Question

There is a well-known bakery in the town, named Paris Bakery

A). what is the daily revenue of the bakery based on the following assumptions? (10 points)

- there are 10 customers in/out in 10 minutes

-each costumer buys 3 biscuits on average

-The price of biscuit is $1.50 each

-The bakery open from 8 A.M to 6 P.M

B) Owner of the Bakery wants to adopt Kanban system to reduce the inventory. Howmany Kanban containers will be needed to support the bakery based on the following assumptions?

-The daily demand is 100 batches

-The production lead time is 2 days

-Management has decided to have 1 day of safety stock

-One container fits 20 batches

C) At the Bakery, it takes 120 seconds to assemble one sandwich through 20 activities. If 30 customers arrive at the restaurant every hour on average, what is the Target Manpower the Restaurant needs to meet the demand of the sandwich?(10 points)

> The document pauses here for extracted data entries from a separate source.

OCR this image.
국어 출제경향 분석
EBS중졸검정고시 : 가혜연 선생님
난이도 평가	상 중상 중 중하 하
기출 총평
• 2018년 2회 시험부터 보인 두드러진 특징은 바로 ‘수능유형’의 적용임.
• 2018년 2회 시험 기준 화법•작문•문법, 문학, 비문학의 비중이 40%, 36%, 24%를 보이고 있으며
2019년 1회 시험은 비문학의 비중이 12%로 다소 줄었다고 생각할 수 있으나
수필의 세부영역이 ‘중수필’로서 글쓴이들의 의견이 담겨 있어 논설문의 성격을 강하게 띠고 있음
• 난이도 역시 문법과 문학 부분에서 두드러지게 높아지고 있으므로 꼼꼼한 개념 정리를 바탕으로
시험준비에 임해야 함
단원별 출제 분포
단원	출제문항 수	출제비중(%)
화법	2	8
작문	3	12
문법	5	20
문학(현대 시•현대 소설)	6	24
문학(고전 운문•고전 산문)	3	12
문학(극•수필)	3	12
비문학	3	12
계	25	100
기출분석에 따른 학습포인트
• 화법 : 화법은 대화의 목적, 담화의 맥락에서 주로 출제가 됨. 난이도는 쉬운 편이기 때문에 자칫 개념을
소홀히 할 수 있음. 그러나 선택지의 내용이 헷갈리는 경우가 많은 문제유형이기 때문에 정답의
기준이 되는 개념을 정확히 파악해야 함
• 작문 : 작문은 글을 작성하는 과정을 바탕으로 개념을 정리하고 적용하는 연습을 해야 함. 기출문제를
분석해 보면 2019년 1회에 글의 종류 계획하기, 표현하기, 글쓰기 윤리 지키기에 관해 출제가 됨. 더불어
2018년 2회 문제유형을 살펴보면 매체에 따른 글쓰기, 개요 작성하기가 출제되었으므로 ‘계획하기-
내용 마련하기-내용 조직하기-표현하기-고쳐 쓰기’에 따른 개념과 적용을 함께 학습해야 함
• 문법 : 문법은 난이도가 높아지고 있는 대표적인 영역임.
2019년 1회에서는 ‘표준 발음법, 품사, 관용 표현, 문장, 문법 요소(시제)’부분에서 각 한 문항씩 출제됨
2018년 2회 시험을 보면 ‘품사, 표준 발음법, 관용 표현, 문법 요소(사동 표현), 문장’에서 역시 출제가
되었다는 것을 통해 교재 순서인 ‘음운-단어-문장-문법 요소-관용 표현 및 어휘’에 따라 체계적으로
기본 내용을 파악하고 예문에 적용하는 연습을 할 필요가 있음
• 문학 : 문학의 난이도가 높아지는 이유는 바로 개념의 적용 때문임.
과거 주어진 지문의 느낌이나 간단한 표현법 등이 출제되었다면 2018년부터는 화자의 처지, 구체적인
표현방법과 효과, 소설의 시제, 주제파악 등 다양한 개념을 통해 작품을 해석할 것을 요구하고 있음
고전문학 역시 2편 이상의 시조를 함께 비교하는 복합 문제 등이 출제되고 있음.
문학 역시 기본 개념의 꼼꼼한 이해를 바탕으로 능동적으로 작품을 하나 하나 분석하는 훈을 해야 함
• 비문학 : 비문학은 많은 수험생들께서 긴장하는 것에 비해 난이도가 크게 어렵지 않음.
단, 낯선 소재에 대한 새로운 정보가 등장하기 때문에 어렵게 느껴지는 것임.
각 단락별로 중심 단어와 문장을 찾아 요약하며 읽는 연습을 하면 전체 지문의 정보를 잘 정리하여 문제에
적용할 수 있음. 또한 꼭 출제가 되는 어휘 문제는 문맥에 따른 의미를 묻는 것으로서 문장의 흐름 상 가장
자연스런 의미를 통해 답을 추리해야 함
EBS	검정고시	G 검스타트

D) The weight of one batch has to be 3.6 lbs. to make constant size of biscuits. The Bakery has a low specification limit of 3.5 lbs. and upper specification limit of 3.7 lbs. The standard deviation is 0.1 lbs. Owner wants to reduce its defect probability 1.1%. To what level would the have to reduce the standard deviation in the process to meet this target? (10 points)

Answer 1

A)

Every minute we have 1 customer.

Each customer buys 3 biscuit each costing 1.5. This means the overall revenue per minute is 4.5.

The bakery is open for 10 hours. That is 10*60 = 600 minutes. That is 600*4.5 = 2700

B)

Kanban formula is

C = D * (1+SF) * KCT / K

Where C = number of Kanban, SF = safety factor, KCT = cycle time (or lead time), K = Kanban container capacity

C = 100 * (1 + 1) * 2 / 20 = 20

Bakery needs 20 kanban

C)

30 customers arrive every hour. Each customer requires 120 seconds. This means total labor hour demand is 30*120 = 3600 seconds.

A single worker will be able to work 60*60 = 3600 seconds per hour. This means the target manpower is 1.

D)

For a defect probability of 1.1% the upper side the limit will be at 1.1/2 = 0.55%. This means the upper limit is 100-0.55 = 99.45%. Let us consider the average to be 3.6 lbs. Then for 0.9945 probability, the z value should be 2.5427

Thus the standard deviation σ can be equated as 2.5427 = (3.7-3.6)/ σ

or σ = (3.7-3.6)/2.5427 = 0.03932

The standard deviation should be 0.039